Fatigue strength improvement due to alloying steel weld toes with WC tool constituent elements through friction stir processing

Abstract

AbstractFriction stir processing (FSP) enables surface modifications can likely be applied as a new post-weld treatment for improving fatigue strength. When applying FSP to high-strength materials, tool wear occurring at the interface between the tool tip and the topmost steel layer has been regarded as an unavoidable issue and is related to the tool rotational speed. The present study investigated the relationship between the tool rotational speed and fatigue strength of arc-welded high-strength low-alloy (HSLA) steel joints with weld toes subjected to FSP using a spherical-tip WC tool.

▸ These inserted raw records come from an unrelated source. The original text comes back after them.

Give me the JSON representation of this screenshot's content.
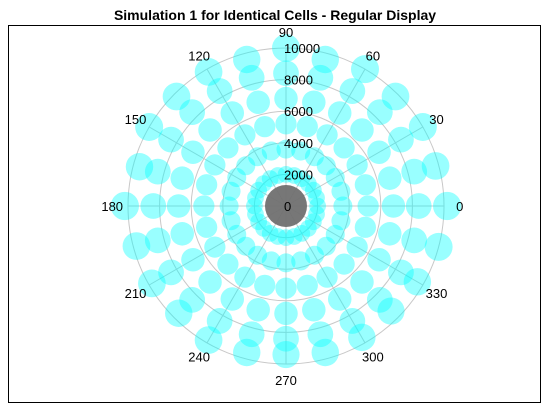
{
  "chart_data": {
    "type": "scatter",
    "projection": "polar",
    "title": "Simulation 1 for Identical Cells - Regular Display",
    "angle_ticks": [
      "0",
      "30",
      "60",
      "90",
      "120",
      "150",
      "180",
      "210",
      "240",
      "270",
      "300",
      "330"
    ],
    "radial_ticks": [
      "0",
      "2000",
      "4000",
      "6000",
      "8000",
      "10000"
    ],
    "radial_max": 10000,
    "grid": true,
    "colors": {
      "points": "#00ffff",
      "center": "#707070",
      "grid": "#c8c8c8"
    },
    "center_point": {
      "theta": 0,
      "r": 0
    },
    "series": [
      {
        "points": [
          {
            "theta": 0,
            "r": 2000
          },
          {
            "theta": 0,
            "r": 3600
          },
          {
            "theta": 0,
            "r": 5200
          },
          {
            "theta": 0,
            "r": 6800
          },
          {
            "theta": 0,
            "r": 8400
          },
          {
            "theta": 0,
            "r": 10200
          },
          {
            "theta": 15,
            "r": 2000
          },
          {
            "theta": 15,
            "r": 3600
          },
          {
            "theta": 15,
            "r": 5200
          },
          {
            "theta": 15,
            "r": 6800
          },
          {
            "theta": 15,
            "r": 8400
          },
          {
            "theta": 15,
            "r": 9800
          },
          {
            "theta": 30,
            "r": 2000
          },
          {
            "theta": 30,
            "r": 3600
          },
          {
            "theta": 30,
            "r": 5200
          },
          {
            "theta": 30,
            "r": 6800
          },
          {
            "theta": 30,
            "r": 8400
          },
          {
            "theta": 30,
            "r": 10000
          },
          {
            "theta": 45,
            "r": 2000
          },
          {
            "theta": 45,
            "r": 3600
          },
          {
            "theta": 45,
            "r": 5200
          },
          {
            "theta": 45,
            "r": 6800
          },
          {
            "theta": 45,
            "r": 8400
          },
          {
            "theta": 45,
            "r": 9800
          },
          {
            "theta": 60,
            "r": 2000
          },
          {
            "theta": 60,
            "r": 3600
          },
          {
            "theta": 60,
            "r": 5200
          },
          {
            "theta": 60,
            "r": 6800
          },
          {
            "theta": 60,
            "r": 8400
          },
          {
            "theta": 60,
            "r": 10000
          },
          {
            "theta": 75,
            "r": 2000
          },
          {
            "theta": 75,
            "r": 3600
          },
          {
            "theta": 75,
            "r": 5200
          },
          {
            "theta": 75,
            "r": 6800
          },
          {
            "theta": 75,
            "r": 8400
          },
          {
            "theta": 75,
            "r": 9600
          },
          {
            "theta": 90,
            "r": 2000
          },
          {
            "theta": 90,
            "r": 3600
          },
          {
            "theta": 90,
            "r": 5200
          },
          {
            "theta": 90,
            "r": 6800
          },
          {
            "theta": 90,
            "r": 8400
          },
          {
            "theta": 90,
            "r": 10000
          },
          {
            "theta": 105,
            "r": 2000
          },
          {
            "theta": 105,
            "r": 3600
          },
          {
            "theta": 105,
            "r": 5200
          },
          {
            "theta": 105,
            "r": 6800
          },
          {
            "theta": 105,
            "r": 8400
          },
          {
            "theta": 105,
            "r": 9600
          },
          {
            "theta": 120,
            "r": 2000
          },
          {
            "theta": 120,
            "r": 3600
          },
          {
            "theta": 120,
            "r": 5200
          },
          {
            "theta": 120,
            "r": 6800
          },
          {
            "theta": 120,
            "r": 8400
          },
          {
            "theta": 120,
            "r": 9800
          },
          {
            "theta": 135,
            "r": 2000
          },
          {
            "theta": 135,
            "r": 3600
          },
          {
            "theta": 135,
            "r": 5200
          },
          {
            "theta": 135,
            "r": 6800
          },
          {
            "theta": 135,
            "r": 8400
          },
          {
            "theta": 135,
            "r": 9800
          },
          {
            "theta": 150,
            "r": 2000
          },
          {
            "theta": 150,
            "r": 3600
          },
          {
            "theta": 150,
            "r": 5200
          },
          {
            "theta": 150,
            "r": 6800
          },
          {
            "theta": 150,
            "r": 8400
          },
          {
            "theta": 150,
            "r": 10000
          },
          {
            "theta": 165,
            "r": 2000
          },
          {
            "theta": 165,
            "r": 3600
          },
          {
            "theta": 165,
            "r": 5200
          },
          {
            "theta": 165,
            "r": 6800
          },
          {
            "theta": 165,
            "r": 8400
          },
          {
            "theta": 165,
            "r": 9600
          },
          {
            "theta": 180,
            "r": 2000
          },
          {
            "theta": 180,
            "r": 3600
          },
          {
            "theta": 180,
            "r": 5200
          },
          {
            "theta": 180,
            "r": 6800
          },
          {
            "theta": 180,
            "r": 8400
          },
          {
            "theta": 180,
            "r": 10200
          },
          {
            "theta": 195,
            "r": 2000
          },
          {
            "theta": 195,
            "r": 3600
          },
          {
            "theta": 195,
            "r": 5200
          },
          {
            "theta": 195,
            "r": 6800
          },
          {
            "theta": 195,
            "r": 8400
          },
          {
            "theta": 195,
            "r": 9800
          },
          {
            "theta": 210,
            "r": 2000
          },
          {
            "theta": 210,
            "r": 3600
          },
          {
            "theta": 210,
            "r": 5200
          },
          {
            "theta": 210,
            "r": 6800
          },
          {
            "theta": 210,
            "r": 8400
          },
          {
            "theta": 210,
            "r": 9800
          },
          {
            "theta": 225,
            "r": 2000
          },
          {
            "theta": 225,
            "r": 3600
          },
          {
            "theta": 225,
            "r": 5200
          },
          {
            "theta": 225,
            "r": 6800
          },
          {
            "theta": 225,
            "r": 8400
          },
          {
            "theta": 225,
            "r": 9600
          },
          {
            "theta": 240,
            "r": 2000
          },
          {
            "theta": 240,
            "r": 3600
          },
          {
            "theta": 240,
            "r": 5200
          },
          {
            "theta": 240,
            "r": 6800
          },
          {
            "theta": 240,
            "r": 8400
          },
          {
            "theta": 240,
            "r": 9800
          },
          {
            "theta": 255,
            "r": 2000
          },
          {
            "theta": 255,
            "r": 3600
          },
          {
            "theta": 255,
            "r": 5200
          },
          {
            "theta": 255,
            "r": 6800
          },
          {
            "theta": 255,
            "r": 8400
          },
          {
            "theta": 255,
            "r": 9600
          },
          {
            "theta": 270,
            "r": 2000
          },
          {
            "theta": 270,
            "r": 3600
          },
          {
            "theta": 270,
            "r": 5200
          },
          {
            "theta": 270,
            "r": 6800
          },
          {
            "theta": 270,
            "r": 8400
          },
          {
            "theta": 270,
            "r": 9400
          },
          {
            "theta": 285,
            "r": 2000
          },
          {
            "theta": 285,
            "r": 3600
          },
          {
            "theta": 285,
            "r": 5200
          },
          {
            "theta": 285,
            "r": 6800
          },
          {
            "theta": 285,
            "r": 8400
          },
          {
            "theta": 285,
            "r": 9600
          },
          {
            "theta": 300,
            "r": 2000
          },
          {
            "theta": 300,
            "r": 3600
          },
          {
            "theta": 300,
            "r": 5200
          },
          {
            "theta": 300,
            "r": 6800
          },
          {
            "theta": 300,
            "r": 8400
          },
          {
            "theta": 300,
            "r": 9600
          },
          {
            "theta": 315,
            "r": 2000
          },
          {
            "theta": 315,
            "r": 3600
          },
          {
            "theta": 315,
            "r": 5200
          },
          {
            "theta": 315,
            "r": 6800
          },
          {
            "theta": 315,
            "r": 8400
          },
          {
            "theta": 315,
            "r": 9400
          },
          {
            "theta": 330,
            "r": 2000
          },
          {
            "theta": 330,
            "r": 3600
          },
          {
            "theta": 330,
            "r": 5200
          },
          {
            "theta": 330,
            "r": 6800
          },
          {
            "theta": 330,
            "r": 8400
          },
          {
            "theta": 330,
            "r": 9600
          },
          {
            "theta": 345,
            "r": 2000
          },
          {
            "theta": 345,
            "r": 3600
          },
          {
            "theta": 345,
            "r": 5200
          },
          {
            "theta": 345,
            "r": 6800
          },
          {
            "theta": 345,
            "r": 8400
          },
          {
            "theta": 345,
            "r": 10000
          }
        ]
      }
    ]
  }
}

FSP was conducted on the weld toe of HSLA steel joints with various tool rotational speeds. Tool wear increased with increase in tool rotational speed, and consequently contents of constituent elements of the WC tool increased in the topmost steel layer of weld toes, leading to large increase in fatigue strength. One reason for the increase with tool rotational speed is significant increase in solid solution hardening due to supersaturated W and C in the topmost steel layer consisting of martensite laths. The hardened topmost steel layer prevented fatigue crack initiation, and the increased fatigue strength depended on the contents of supersaturated W and C. Alloying of the topmost steel layer with tool constituent elements of W and C accompanied with WC tool wear during FSP is unique additive manufacturing to increase the fatigue strength of welded joints, and can be employed locally on structural components susceptible to fatigue.